Les Chutes refusent de tout montrer, mais aussi de faire entendre l’effet cinglant du contact des objets cassants sur la surface ferme. Cet impact, on le présume particulièrement important dans le cas de la séquence au grand miroir nommée Chutes (miroir). Le motif du miroir n’engage pas ici un propos spéculaire sur le dispositif photographique, car il agit plutôt comme un écran sur lequel apparaît le reflet de la pièce. Dans sa chute, le miroir fait défiler différentes vues du lieu et additionne ainsi un autre mouvement à celui déjà rythmé par la séquence. On sait du reste que cette mise en abîme du lieu sera réduite à néant lorsque le miroir heurtera le plancher. Or, cet instant ultime n’est pas montré.

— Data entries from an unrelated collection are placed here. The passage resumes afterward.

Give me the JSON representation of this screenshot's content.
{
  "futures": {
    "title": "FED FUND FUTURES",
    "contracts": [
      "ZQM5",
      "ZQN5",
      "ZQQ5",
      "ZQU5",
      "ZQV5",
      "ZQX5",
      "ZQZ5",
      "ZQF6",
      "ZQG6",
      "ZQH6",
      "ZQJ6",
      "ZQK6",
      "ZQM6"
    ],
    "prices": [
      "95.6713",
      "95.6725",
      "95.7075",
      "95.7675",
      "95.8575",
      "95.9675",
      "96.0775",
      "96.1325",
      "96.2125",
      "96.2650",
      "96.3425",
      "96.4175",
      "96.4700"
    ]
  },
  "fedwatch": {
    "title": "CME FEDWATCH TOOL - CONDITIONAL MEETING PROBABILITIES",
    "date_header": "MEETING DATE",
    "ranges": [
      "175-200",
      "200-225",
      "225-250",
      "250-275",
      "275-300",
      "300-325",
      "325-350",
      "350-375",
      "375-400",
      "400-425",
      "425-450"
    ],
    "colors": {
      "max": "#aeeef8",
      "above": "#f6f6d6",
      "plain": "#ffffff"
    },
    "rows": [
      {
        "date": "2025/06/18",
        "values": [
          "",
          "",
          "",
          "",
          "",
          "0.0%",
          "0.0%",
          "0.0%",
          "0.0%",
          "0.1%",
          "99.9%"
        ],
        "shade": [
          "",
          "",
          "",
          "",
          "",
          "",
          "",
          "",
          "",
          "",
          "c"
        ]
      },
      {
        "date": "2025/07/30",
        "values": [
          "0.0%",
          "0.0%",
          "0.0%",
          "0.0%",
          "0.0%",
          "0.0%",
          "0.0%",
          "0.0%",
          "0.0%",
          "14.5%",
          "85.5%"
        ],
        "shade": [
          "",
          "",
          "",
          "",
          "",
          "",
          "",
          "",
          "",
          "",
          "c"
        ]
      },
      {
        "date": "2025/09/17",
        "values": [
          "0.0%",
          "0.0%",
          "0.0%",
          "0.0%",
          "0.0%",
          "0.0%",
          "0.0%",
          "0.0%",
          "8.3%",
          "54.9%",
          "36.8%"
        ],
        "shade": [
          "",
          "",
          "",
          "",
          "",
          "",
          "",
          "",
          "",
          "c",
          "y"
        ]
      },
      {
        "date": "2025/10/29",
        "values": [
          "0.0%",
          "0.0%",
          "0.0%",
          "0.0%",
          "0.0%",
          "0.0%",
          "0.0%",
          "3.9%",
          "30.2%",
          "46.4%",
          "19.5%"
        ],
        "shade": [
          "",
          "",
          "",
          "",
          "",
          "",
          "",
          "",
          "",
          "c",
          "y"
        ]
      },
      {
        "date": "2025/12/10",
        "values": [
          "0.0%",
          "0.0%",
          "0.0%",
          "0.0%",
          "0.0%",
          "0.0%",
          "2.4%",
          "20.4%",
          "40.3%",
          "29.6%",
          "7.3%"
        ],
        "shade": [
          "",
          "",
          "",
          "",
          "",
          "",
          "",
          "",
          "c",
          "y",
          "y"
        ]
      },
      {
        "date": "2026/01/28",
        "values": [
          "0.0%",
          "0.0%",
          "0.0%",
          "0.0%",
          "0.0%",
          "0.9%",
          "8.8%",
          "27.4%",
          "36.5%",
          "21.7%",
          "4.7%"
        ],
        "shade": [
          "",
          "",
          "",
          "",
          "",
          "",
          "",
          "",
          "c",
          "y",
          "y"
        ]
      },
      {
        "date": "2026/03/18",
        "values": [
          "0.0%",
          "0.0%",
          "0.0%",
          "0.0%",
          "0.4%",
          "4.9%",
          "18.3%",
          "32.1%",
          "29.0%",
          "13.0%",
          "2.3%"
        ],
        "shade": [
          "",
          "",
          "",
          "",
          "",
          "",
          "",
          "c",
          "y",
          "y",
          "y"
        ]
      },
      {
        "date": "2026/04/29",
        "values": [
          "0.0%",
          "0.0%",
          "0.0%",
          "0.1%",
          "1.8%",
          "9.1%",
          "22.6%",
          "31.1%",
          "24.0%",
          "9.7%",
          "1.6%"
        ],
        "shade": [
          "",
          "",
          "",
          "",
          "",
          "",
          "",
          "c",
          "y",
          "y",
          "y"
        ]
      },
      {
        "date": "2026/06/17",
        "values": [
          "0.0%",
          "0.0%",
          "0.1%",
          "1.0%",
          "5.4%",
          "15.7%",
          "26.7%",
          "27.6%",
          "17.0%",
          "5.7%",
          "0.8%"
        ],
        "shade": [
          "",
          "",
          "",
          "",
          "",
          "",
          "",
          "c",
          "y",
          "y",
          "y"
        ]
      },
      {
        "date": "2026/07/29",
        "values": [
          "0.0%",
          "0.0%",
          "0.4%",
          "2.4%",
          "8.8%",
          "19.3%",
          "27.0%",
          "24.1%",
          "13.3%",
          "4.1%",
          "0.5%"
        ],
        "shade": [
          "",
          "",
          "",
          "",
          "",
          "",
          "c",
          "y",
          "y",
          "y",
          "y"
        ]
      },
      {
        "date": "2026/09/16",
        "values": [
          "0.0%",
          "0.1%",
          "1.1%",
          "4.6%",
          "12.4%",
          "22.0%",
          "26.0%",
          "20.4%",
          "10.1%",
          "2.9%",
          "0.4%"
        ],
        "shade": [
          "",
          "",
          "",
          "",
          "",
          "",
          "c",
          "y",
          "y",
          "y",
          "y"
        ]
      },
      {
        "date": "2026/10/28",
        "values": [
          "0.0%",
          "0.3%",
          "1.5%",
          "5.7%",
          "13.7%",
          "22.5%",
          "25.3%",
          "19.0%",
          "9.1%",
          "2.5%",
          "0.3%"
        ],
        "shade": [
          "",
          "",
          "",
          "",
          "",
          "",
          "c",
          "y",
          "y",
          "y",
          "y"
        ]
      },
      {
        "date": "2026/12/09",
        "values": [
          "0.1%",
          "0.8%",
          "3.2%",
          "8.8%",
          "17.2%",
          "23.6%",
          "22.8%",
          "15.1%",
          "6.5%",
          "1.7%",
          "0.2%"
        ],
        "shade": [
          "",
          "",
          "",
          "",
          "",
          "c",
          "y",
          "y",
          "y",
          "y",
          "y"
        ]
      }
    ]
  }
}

On pourrait voir dans ces chutes une traduction de l’idée de la dépense chère à Georges Bataille . En effet, cet exercice a nécessité le sacrifice de plusieurs objets, les soumettant à une pure perte. Le gaspillage apparaît d’autant plus grand dans le cas du grand miroir qui aura servi qu’une seule fois, qui aura été hissé sur un échafaud, puis délibérément lâché dans une chute à la rapidité indéniable. Ainsi, tout le plaisir tiré de ce jeu, toute la satisfaction à voir cette destruction, est malicieusement magnifié en empêchant sa représentation explicite. Dans une courte œuvre vidéo , Bélanger a par ailleurs réuni grâce à un montage serré tous les impacts visuels des chutes ainsi que leurs sons respectifs. Fracas des matériaux, rires et exclamations compriment l’exultation éprouvée lors des séances de chutes libres.
Mais on aurait tort de réduire le travail de Bélanger à l’idée de destruction et du morcellement de la figure, car en effet ce qui préside après tout dans ces séries, ce sont le montage et les opérations qui l’accompagnent, à savoir la sélection et la juxtaposition des plans. Le confirme d’ailleurs une série de 2004 intitulée Polyèdres où un icosaèdre, un cube et un dodécaèdre, notamment, sont recomposés sur une surface plane à partir de matériel photographique. Chacune des arêtes des polyèdres d’abord dessinées sur un patron ont été ensuite relocalisées dans des images issues du quotidien de l’artiste. Un processus similaire est également à l’œuvre dans La trouée, composition photographique murale clonant l’espace de la galerie Graff, à Montréal, où l’œuvre était montrée. Un atelier de bois et son fatras ont d’abord servi de répertoire de droites en tout genre dans lequel l’artiste a puisé avec son appareil photo afin de reconstruire sur une surface plane le volume de la pièce. Malgré la disparité des « matériaux » de base, la configuration de Graff apparaît aux yeux du récepteur grâce à la fine compréhension qu’a l’artiste des lois perspectivistes. Seule une large surface dépourvue d’arêtes a échappé à la mise au carreau, d’où cette trouée magnifique qui a donné son titre à l’œuvre. Tout comme la linéarité de la durée étaient minées dans les Chutes, les volumes représentés dans ces œuvres récentes oscillent entre l’effet unifiant de la gestalt et la discontinuité des motifs qui les constituent. Dans un cas comme dans l’autre, il y a reconfiguration du banal.